Monika i Hubert to małżeństwo, które dzieli pasję do podróży. Na swoim blogu "Mama said be cool" dzielą się praktycznymi informacjami, relacjami z odwiedzanych miejsc, tanimi ofertami, a także wskazówkami na temat organizowania wycieczek. W ostatnim poście na Instagramie postanowili także pokazać obserwatorom pewne wyjątkowe miejsce w Polsce w pobliżu Trójmiasta. Poznajcie Cypel Rewski.
Więcej informacji na temat aktualnych wydarzeń znajdziesz na stronie głównej Gazeta.pl.
Cypel Rewski, nazywany także Szpyrkiem lub Szperkiem, jest malowniczym półwyspem wcinającym się w wody Zatoki Puckiej. Tworzy on także wał podmorski, który ciągnie się aż do Mierzei Helskiej.

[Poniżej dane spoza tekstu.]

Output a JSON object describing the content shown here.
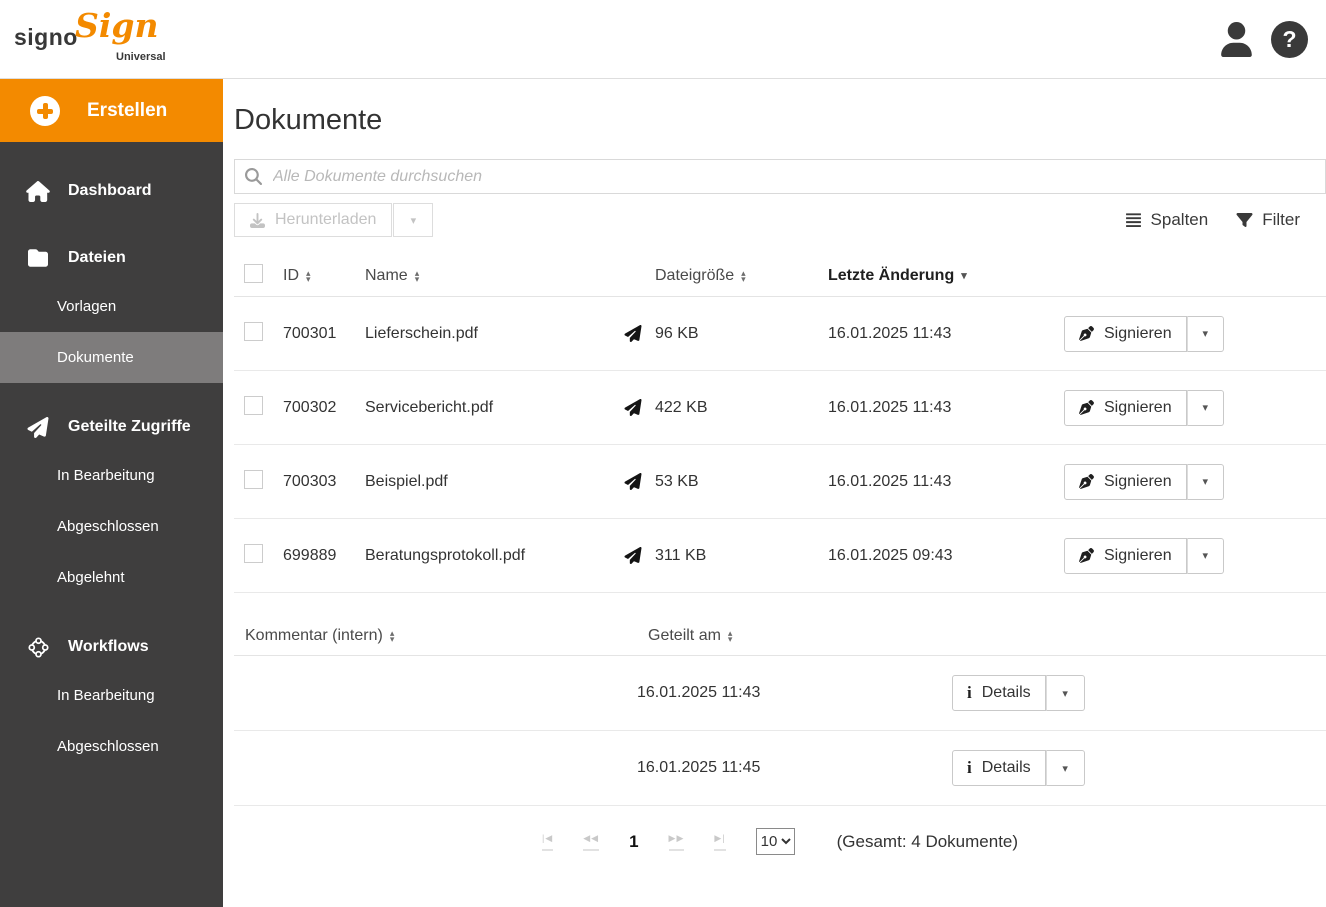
{
  "brand": {
    "logo_part1": "signo",
    "logo_part2": "Sign",
    "logo_subtitle": "Universal",
    "help_glyph": "?"
  },
  "sidebar": {
    "create_label": "Erstellen",
    "sections": [
      {
        "label": "Dashboard"
      },
      {
        "label": "Dateien",
        "children": [
          {
            "label": "Vorlagen"
          },
          {
            "label": "Dokumente",
            "active": true
          }
        ]
      },
      {
        "label": "Geteilte Zugriffe",
        "children": [
          {
            "label": "In Bearbeitung"
          },
          {
            "label": "Abgeschlossen"
          },
          {
            "label": "Abgelehnt"
          }
        ]
      },
      {
        "label": "Workflows",
        "children": [
          {
            "label": "In Bearbeitung"
          },
          {
            "label": "Abgeschlossen"
          }
        ]
      }
    ]
  },
  "main": {
    "title": "Dokumente",
    "search": {
      "placeholder": "Alle Dokumente durchsuchen"
    },
    "toolbar": {
      "download_label": "Herunterladen",
      "columns_label": "Spalten",
      "filter_label": "Filter"
    },
    "documents_table": {
      "headers": {
        "id": "ID",
        "name": "Name",
        "size": "Dateigröße",
        "modified": "Letzte Änderung"
      },
      "sign_label": "Signieren",
      "rows": [
        {
          "id": "700301",
          "name": "Lieferschein.pdf",
          "size": "96 KB",
          "modified": "16.01.2025 11:43",
          "shared": true
        },
        {
          "id": "700302",
          "name": "Servicebericht.pdf",
          "size": "422 KB",
          "modified": "16.01.2025 11:43",
          "shared": true
        },
        {
          "id": "700303",
          "name": "Beispiel.pdf",
          "size": "53 KB",
          "modified": "16.01.2025 11:43",
          "shared": true
        },
        {
          "id": "699889",
          "name": "Beratungsprotokoll.pdf",
          "size": "311 KB",
          "modified": "16.01.2025 09:43",
          "shared": true
        }
      ]
    },
    "shared_table": {
      "headers": {
        "comment": "Kommentar (intern)",
        "shared_at": "Geteilt am"
      },
      "details_label": "Details",
      "rows": [
        {
          "comment": "",
          "shared_at": "16.01.2025 11:43"
        },
        {
          "comment": "",
          "shared_at": "16.01.2025 11:45"
        }
      ]
    },
    "pagination": {
      "page": "1",
      "page_size": "10",
      "total_label": "(Gesamt: 4 Dokumente)"
    }
  },
  "icons": {
    "caret_down": "▾",
    "sort_asc": "▴",
    "sort_desc": "▾",
    "pager_first": "|◀",
    "pager_prev": "◀◀",
    "pager_next": "▶▶",
    "pager_last": "▶|"
  },
  "colors": {
    "accent": "#F38A00",
    "sidebar_bg": "#3F3E3E",
    "sidebar_active_bg": "#7E7C7C"
  }
}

To właśnie tam niedawno wybrała się Monika z Hubertem. Jak wyjaśnili w poście na Instagramie, piaszczysty pas powstał w sposób naturalny.
Po ostatnim zlodowaceniu, jakieś 8 tys. lat temu, prądy morskie zaczęły stopniowo tworzyć Półwysep Helski, a w okolicach dzisiejszego Pucka powstało płytkie jezioro
- czytamy w mediach społecznościowych.
Przez tysiące lat natura "rzeźbiła" tamtejsze rejony, aż w końcu ten płytki zbiornik stał się częścią zatoki. Dziś możemy zobaczyć pamiątkę po lądzie, który znajdował się między jeziorem a morzem.
Podróżnicy poradzili, że najlepiej wybrać się tam o zachodzie słońca. Wówczas na miejscu jest najmniej ludzi, a sceneria prezentuje się jeszcze bardziej magicznie.
Dziś każdy z was może przespacerować się po tym unikalnym w skali całego polskiego wybrzeża cyplu. Podczas takiej przechadzki można ulec wrażeniu, że wchodzi się w morze
- napisali na Instagramie.
Nagranie zostało obejrzane już 270 tys. razy, a komentujący byli zachwyceni niezwykłymi widokami. Wiele osób dzieliło się również wyjątkowymi wspomnieniami. "Miałam to szczęście ze właśnie w to miejsce o zachodzie słońca zabrał mnie tam partner i się oświadczył" - napisała jedna z internautek.